The fires of summer have been extinguished, the clocks have gone back and the winter solstice approaches. The season of ‘mists and mellow fruitfulness’ it may be, but today a chill, damp wind cuts to the bone and the depressing prospect of months of short, dark days looms large in one’s mind. What’s needed is a toddy, the most ancient of Scottish pick-me-ups and cure-alls that’s legitimately taken at any hour of the day or night, alone or in company. Let us reflect upon it.The origin of the word is obscure. Allan Ramsay, the poet, wrote of “kettles full of Todian spring” in 1721. Tod’s Well on Arthur’s Seat (the mountain which rises at the heart of Edinburgh) was one of the city’s early water supplies, though the ‘spring water’ he was referring to was whisky toddy. His readers clearly understood the euphemism, so it may be, as Ramsay believed, that the term ‘toddy’ derives from Tod’s Well.The drink, which is simply hot, sweetened whisky and water with lemon (if spices are added it becomes ‘punch’), was the most common way of drinking whisky in those days. Most of the whisky produced then was coarse and fiery: ‘compounding’ made it palateable.
Sir Walter Scott loved it. His son-in-law and biographer, J.G. Lockhart, reveals that “he could never tell madeira from sherry.” In truth he liked no wines except sparkling champagne and claret: but even as to the last he was no connoisseur and sincerely preferred a tumbler of whisky toddy to the most precious “liquid ruby that ever flowed in the cup of a prince.” It was only in the 1880s that toddy went out of fashion, replaced by whisky and soda. Actually, it was the swing towards whisky and soda parallelled by the blenders’ preference for Speysides rather than the whiskies of Campbeltown, rather than that away from toddy which caused this change in style. Yet punches and toddies can be fine drinks for winter days. Here are some tips for making them. Malt whisky produces better toddy than blended whisky, but there is no need to use your best malt: cask strength (50-60% ABV for example) is better than bottled strength (40-43% ABV). Richer, sherried malts (The Macallan, typically, Glenfarclas or Mortlach for example) produce what would surely have been called ‘traditional’ toddies.
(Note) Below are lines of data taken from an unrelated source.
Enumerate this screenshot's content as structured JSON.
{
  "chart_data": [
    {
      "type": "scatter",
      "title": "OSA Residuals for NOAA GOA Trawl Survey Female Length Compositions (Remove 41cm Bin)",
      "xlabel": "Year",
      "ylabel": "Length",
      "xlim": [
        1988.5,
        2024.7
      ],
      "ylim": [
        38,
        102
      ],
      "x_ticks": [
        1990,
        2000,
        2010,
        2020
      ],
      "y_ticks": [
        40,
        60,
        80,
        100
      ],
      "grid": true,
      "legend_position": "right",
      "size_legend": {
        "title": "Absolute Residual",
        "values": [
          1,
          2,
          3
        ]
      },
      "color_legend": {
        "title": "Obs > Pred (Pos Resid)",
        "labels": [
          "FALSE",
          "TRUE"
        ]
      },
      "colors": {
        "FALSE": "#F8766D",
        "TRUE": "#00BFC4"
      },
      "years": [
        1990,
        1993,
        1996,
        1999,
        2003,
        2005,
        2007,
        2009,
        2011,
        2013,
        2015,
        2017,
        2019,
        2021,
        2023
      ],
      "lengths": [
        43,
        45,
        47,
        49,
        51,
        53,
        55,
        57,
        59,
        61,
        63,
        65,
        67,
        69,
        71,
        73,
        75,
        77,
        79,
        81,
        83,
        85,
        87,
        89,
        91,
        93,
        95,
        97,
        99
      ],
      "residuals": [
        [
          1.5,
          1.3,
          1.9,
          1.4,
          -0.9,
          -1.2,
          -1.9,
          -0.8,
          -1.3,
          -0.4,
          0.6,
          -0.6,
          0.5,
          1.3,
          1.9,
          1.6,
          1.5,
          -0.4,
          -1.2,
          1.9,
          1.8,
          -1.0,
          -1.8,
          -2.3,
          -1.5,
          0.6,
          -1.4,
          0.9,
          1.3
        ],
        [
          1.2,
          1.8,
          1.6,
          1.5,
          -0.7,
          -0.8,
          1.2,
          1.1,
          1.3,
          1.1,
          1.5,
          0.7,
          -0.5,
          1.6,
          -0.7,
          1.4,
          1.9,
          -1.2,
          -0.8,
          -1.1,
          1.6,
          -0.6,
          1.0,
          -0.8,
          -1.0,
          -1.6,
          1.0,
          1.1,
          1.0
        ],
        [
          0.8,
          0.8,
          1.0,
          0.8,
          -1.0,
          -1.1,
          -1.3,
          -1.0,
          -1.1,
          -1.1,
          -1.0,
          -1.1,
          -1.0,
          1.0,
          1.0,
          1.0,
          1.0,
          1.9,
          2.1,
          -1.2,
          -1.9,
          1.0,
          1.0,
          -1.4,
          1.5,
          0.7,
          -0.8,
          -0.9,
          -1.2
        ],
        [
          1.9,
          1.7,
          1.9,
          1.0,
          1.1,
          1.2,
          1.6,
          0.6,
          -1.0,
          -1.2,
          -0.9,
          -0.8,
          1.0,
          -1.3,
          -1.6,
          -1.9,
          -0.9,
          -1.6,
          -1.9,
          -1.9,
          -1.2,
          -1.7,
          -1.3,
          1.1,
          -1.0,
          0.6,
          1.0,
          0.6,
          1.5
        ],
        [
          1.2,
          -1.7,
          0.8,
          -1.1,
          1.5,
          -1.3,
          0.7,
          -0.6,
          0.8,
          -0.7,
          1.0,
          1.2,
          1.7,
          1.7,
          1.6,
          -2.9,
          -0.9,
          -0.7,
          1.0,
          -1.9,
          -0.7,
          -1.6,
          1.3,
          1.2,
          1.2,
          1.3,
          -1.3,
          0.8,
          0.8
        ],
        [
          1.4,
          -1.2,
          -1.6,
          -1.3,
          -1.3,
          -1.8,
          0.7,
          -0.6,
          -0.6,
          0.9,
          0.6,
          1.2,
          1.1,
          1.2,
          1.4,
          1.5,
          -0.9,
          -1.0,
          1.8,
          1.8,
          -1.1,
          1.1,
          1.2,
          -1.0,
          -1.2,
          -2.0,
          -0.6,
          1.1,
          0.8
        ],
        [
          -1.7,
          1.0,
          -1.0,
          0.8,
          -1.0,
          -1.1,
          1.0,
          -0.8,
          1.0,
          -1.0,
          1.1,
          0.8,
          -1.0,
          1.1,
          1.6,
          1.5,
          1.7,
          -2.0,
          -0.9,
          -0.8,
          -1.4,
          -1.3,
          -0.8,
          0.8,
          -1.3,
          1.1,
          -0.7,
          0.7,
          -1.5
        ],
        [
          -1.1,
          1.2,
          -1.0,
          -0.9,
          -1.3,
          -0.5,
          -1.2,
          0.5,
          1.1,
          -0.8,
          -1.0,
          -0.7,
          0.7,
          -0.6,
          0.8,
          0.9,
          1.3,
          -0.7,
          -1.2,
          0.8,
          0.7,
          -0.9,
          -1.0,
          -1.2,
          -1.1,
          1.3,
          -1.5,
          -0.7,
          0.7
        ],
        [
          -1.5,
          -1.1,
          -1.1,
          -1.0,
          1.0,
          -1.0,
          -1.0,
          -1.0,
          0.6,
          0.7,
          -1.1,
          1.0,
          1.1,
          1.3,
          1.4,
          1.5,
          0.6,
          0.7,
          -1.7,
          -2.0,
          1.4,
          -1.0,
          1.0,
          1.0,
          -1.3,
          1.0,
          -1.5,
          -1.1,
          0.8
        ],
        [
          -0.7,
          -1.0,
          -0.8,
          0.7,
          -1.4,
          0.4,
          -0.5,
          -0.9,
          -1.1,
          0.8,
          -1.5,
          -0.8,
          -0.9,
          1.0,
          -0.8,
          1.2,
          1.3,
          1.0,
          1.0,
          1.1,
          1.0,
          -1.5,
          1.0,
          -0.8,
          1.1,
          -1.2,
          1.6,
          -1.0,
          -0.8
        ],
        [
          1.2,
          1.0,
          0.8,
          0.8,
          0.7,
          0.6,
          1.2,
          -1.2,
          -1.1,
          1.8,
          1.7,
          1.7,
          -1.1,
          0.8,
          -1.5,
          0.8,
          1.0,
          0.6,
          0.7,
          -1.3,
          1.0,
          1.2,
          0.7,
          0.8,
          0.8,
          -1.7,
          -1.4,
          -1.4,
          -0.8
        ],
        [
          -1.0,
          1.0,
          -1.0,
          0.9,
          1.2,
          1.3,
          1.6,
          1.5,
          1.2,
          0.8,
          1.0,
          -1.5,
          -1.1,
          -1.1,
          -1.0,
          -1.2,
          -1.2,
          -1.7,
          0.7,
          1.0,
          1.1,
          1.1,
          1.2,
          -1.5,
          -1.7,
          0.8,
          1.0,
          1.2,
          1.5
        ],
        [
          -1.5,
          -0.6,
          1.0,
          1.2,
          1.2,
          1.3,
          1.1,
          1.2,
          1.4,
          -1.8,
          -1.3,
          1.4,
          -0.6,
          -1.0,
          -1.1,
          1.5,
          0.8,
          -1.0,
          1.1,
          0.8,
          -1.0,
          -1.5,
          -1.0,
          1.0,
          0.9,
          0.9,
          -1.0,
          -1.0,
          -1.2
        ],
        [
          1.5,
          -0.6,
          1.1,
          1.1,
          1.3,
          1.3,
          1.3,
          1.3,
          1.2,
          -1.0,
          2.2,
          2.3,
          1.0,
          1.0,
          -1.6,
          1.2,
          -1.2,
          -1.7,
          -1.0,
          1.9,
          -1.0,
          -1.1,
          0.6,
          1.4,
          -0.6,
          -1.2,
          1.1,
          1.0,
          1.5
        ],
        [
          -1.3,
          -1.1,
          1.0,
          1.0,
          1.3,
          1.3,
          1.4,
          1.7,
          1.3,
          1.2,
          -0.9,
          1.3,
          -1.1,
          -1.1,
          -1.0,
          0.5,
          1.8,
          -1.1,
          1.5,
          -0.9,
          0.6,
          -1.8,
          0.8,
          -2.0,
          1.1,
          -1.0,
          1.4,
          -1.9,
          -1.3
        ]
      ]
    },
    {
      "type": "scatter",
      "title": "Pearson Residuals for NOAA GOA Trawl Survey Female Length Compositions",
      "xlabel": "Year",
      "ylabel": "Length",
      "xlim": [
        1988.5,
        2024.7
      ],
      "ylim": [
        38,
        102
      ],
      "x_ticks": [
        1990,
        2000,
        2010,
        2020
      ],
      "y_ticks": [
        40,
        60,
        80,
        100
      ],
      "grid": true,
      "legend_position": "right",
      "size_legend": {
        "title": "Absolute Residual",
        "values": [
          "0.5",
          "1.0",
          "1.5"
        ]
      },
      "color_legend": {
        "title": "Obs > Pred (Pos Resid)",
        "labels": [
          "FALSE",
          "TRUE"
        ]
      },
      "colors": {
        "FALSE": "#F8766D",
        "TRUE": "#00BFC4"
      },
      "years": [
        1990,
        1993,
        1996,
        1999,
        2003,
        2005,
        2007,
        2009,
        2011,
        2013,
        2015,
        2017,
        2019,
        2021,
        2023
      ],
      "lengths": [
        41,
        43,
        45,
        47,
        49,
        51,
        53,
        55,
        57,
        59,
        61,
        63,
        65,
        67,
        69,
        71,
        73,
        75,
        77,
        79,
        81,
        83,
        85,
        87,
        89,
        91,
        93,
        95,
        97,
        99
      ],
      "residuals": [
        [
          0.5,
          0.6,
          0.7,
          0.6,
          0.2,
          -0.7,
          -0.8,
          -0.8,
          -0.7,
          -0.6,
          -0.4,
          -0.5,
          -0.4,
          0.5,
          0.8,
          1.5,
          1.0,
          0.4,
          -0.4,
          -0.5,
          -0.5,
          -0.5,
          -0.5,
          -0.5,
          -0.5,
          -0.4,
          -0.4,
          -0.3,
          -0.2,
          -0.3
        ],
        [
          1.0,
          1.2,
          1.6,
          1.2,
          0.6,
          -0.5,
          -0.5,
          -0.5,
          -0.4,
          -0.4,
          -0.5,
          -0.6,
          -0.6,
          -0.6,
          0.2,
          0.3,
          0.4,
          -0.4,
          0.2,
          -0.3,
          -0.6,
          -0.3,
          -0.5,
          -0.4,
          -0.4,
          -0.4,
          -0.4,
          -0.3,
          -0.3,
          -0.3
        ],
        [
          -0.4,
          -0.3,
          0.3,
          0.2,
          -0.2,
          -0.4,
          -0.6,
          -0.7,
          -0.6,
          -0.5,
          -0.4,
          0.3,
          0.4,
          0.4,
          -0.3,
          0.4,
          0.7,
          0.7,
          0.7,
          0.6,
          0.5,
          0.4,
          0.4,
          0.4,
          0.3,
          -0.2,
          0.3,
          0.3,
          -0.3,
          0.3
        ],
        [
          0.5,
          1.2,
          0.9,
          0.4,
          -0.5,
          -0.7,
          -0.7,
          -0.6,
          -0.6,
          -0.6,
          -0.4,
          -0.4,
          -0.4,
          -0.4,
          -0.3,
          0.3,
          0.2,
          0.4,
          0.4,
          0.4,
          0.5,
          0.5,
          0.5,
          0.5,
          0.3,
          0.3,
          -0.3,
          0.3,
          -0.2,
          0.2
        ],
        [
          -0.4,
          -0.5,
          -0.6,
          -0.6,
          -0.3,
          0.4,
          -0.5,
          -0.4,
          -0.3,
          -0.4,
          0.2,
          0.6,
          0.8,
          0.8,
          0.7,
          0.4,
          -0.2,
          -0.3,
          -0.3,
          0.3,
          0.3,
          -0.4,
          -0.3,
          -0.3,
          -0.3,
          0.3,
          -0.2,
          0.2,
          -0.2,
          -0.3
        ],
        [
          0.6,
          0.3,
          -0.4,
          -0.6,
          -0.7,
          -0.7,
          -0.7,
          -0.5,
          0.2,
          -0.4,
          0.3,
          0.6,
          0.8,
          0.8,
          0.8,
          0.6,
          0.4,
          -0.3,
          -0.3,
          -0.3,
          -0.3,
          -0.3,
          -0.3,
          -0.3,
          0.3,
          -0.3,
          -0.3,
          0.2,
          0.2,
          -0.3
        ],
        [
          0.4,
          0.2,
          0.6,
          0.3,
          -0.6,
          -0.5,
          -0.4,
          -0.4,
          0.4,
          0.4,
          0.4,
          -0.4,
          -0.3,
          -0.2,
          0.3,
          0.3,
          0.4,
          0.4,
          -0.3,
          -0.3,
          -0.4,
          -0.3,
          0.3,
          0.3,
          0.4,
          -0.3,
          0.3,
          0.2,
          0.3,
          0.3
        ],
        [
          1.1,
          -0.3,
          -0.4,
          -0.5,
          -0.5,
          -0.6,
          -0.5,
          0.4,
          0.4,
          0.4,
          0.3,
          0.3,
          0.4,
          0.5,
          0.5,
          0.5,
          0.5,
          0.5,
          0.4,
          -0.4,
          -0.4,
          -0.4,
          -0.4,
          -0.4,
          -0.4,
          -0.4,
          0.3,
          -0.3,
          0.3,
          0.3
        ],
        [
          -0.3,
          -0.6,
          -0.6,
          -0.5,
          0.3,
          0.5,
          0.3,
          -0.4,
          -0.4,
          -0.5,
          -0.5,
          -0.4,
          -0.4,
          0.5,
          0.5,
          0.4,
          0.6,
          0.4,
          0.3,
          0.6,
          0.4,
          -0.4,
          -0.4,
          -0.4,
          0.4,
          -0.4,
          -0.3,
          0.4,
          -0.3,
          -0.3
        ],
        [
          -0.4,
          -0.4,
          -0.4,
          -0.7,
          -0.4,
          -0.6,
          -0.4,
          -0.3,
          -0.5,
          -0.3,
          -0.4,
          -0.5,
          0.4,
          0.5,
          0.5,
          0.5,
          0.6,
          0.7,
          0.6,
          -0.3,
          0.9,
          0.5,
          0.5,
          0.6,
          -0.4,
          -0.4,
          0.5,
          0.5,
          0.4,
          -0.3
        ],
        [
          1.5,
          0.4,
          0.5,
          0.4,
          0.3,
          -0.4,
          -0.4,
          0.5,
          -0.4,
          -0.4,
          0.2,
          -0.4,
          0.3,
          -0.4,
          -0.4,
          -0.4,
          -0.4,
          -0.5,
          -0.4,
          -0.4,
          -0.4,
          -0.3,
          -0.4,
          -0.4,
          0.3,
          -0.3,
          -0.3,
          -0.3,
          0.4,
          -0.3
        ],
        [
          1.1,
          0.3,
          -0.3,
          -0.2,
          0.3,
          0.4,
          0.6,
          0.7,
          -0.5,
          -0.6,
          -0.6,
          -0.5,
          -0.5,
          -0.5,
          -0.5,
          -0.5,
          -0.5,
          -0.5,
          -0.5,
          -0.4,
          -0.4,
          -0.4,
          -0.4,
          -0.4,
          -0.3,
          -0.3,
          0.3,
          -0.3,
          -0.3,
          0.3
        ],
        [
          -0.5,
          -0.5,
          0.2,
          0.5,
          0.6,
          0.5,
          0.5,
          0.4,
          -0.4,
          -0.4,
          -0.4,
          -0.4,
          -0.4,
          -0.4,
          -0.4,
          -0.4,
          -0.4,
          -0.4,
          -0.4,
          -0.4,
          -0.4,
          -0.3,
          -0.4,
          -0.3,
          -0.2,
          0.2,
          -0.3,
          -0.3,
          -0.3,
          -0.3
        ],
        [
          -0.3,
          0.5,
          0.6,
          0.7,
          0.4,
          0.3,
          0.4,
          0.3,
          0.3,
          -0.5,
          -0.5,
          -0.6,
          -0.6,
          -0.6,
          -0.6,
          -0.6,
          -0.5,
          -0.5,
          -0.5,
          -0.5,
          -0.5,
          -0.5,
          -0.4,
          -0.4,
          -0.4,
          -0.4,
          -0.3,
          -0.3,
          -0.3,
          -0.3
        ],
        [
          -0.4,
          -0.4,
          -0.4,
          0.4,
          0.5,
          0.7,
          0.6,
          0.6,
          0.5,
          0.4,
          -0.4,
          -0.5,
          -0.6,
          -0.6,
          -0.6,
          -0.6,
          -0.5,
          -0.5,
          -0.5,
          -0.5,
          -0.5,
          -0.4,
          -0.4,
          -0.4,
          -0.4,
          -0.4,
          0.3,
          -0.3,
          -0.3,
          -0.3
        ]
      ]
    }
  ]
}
It would be instructive to experiment with other styles – waxy Clynelish, perfumed Bowmore or a smoky Lagavulin. Honey is commonly used as a sweetener rather than sugar, but heather honey should be used sparingly since it tends to dominate. Lemon is essential if the toddy is being taken ‘for medicinal purposes’, but is not necessary otherwise. A clove, a scrap of cinnamon bark and a shake of nutmeg are demanded by some recipes. Experimentation is the thing – compliments of the season!